How can I extract all quotations in a text?


I'm looking for a SimpleGrepSedPerlOrPythonOneLiner that outputs all quotations in a text.


Example 1:

echo “HAL,” noted Frank, “said that everything was going extremely well.” | SimpleGrepSedPerlOrPythonOneLiner

stdout:

"HAL,"
"said that everything was going extremely well.”

Example 2:

cat MicrosoftWindowsXPEula.txt | SimpleGrepSedPerlOrPythonOneLiner

stdout:

"EULA"
"Software"
"Workstation Computer"
"Device"
"DRM"

etc.

(link to the corresponding text).


Solution

  • I like this:

    perl -ne 'print "$_\n" foreach /"((?>[^"\\]|\\+[^"]|\\(?:\\\\)*")*)"/g;'
    

    It's a little verbose, but it handles escaped quotes and backtracking a lot better than the simplest implementation. What it's saying is:

    my $re = qr{
       "               # Begin it with literal quote
       ( 
         (?>           # prevent backtracking once the alternation has been
                       # satisfied. It either agrees or it does not.
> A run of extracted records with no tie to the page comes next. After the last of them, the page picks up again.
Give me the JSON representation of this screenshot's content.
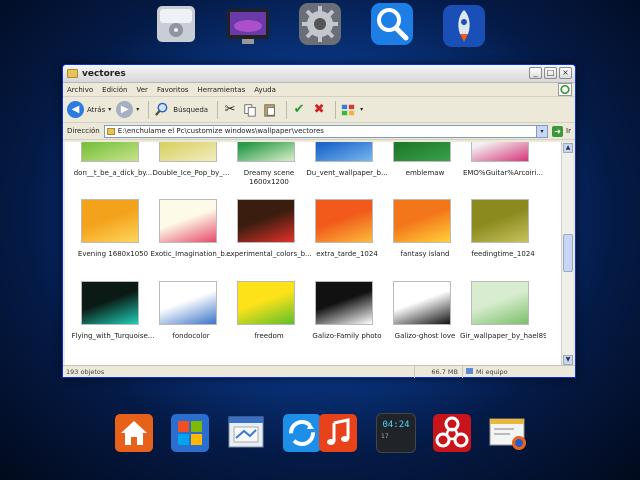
{
  "window": {
    "title": "vectores",
    "menu": [
      "Archivo",
      "Edición",
      "Ver",
      "Favoritos",
      "Herramientas",
      "Ayuda"
    ],
    "toolbar": {
      "back_label": "Atrás",
      "search_label": "Búsqueda"
    },
    "address": {
      "label": "Dirección",
      "value": "E:\\enchulame el Pc\\customize windows\\wallpaper\\vectores",
      "go_label": "Ir"
    },
    "files": [
      {
        "name": "don__t_be_a_dick_by...",
        "colors": [
          "#7cc242",
          "#c8e38a"
        ]
      },
      {
        "name": "Double_Ice_Pop_by_...",
        "colors": [
          "#d9d36a",
          "#f2ecc0"
        ]
      },
      {
        "name": "Dreamy scene",
        "sub": "1600x1200",
        "colors": [
          "#2a9a4a",
          "#d9efc9"
        ]
      },
      {
        "name": "Du_vent_wallpaper_b...",
        "colors": [
          "#1e67c8",
          "#78b7f0"
        ]
      },
      {
        "name": "emblemaw",
        "colors": [
          "#1f7a2c",
          "#3aa14a"
        ]
      },
      {
        "name": "EMO%Guitar%Arcoiri...",
        "colors": [
          "#f2f2f2",
          "#d6357a"
        ]
      },
      {
        "name": "Evening 1680x1050",
        "colors": [
          "#f3a21b",
          "#ffd55a"
        ]
      },
      {
        "name": "Exotic_Imagination_b...",
        "colors": [
          "#fdfbe8",
          "#e64a6a"
        ]
      },
      {
        "name": "experimental_colors_b...",
        "colors": [
          "#3b1d10",
          "#e2312a"
        ]
      },
      {
        "name": "extra_tarde_1024",
        "colors": [
          "#f15a1a",
          "#fcbb3b"
        ]
      },
      {
        "name": "fantasy island",
        "colors": [
          "#f4761a",
          "#ffd13a"
        ]
      },
      {
        "name": "feedingtime_1024",
        "colors": [
          "#8a8a1e",
          "#c8c260"
        ]
      },
      {
        "name": "Flying_with_Turquoise...",
        "colors": [
          "#0b1a14",
          "#1fd0b8"
        ]
      },
      {
        "name": "fondocolor",
        "colors": [
          "#ffffff",
          "#3b74c8"
        ]
      },
      {
        "name": "freedom",
        "colors": [
          "#fde21a",
          "#5fbf2a"
        ]
      },
      {
        "name": "Galizo-Family photo",
        "colors": [
          "#111111",
          "#ffffff"
        ]
      },
      {
        "name": "Galizo-ghost love",
        "colors": [
          "#ffffff",
          "#111111"
        ]
      },
      {
        "name": "Gir_wallpaper_by_hael89",
        "colors": [
          "#d8ecd0",
          "#7cbf6a"
        ]
      }
    ],
    "status": {
      "count": "193 objetos",
      "size": "66.7 MB",
      "location": "Mi equipo"
    }
  },
  "dock_top": [
    "hard-drive-icon",
    "monitor-icon",
    "settings-gear-icon",
    "magnifier-search-icon",
    "rocket-launch-icon"
  ],
  "dock_bottom": [
    "home-icon",
    "windows-logo-icon",
    "file-window-icon",
    "refresh-sync-icon",
    "music-note-icon",
    "clock-widget-icon",
    "biohazard-icon",
    "browser-firefox-icon"
  ],
  "clock": {
    "time": "04:24",
    "day": "17"
  }
}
This expression
                       # only needs one direction, or we fail out of the branch
    
             [^"\\]    # a character that is not a dquote or a backslash
         |   \\+       # OR if a backslash, then any number of backslashes followed by 
             [^"]      # something that is not a quote
         |   \\        # OR again a backslash
             (?>\\\\)* # followed by any number of *pairs* of backslashes (as units)
             "         # and a quote
         )*            # any number of *set* qualifying phrases
      )                # all batched up together
      "                # Ended by a literal quote
    }x;
    

    If you don't need that much power--say it's only likely to be dialog and not structured quotes, then

    /"([^"]*)"/ 
    

    probably works about as well as anything else.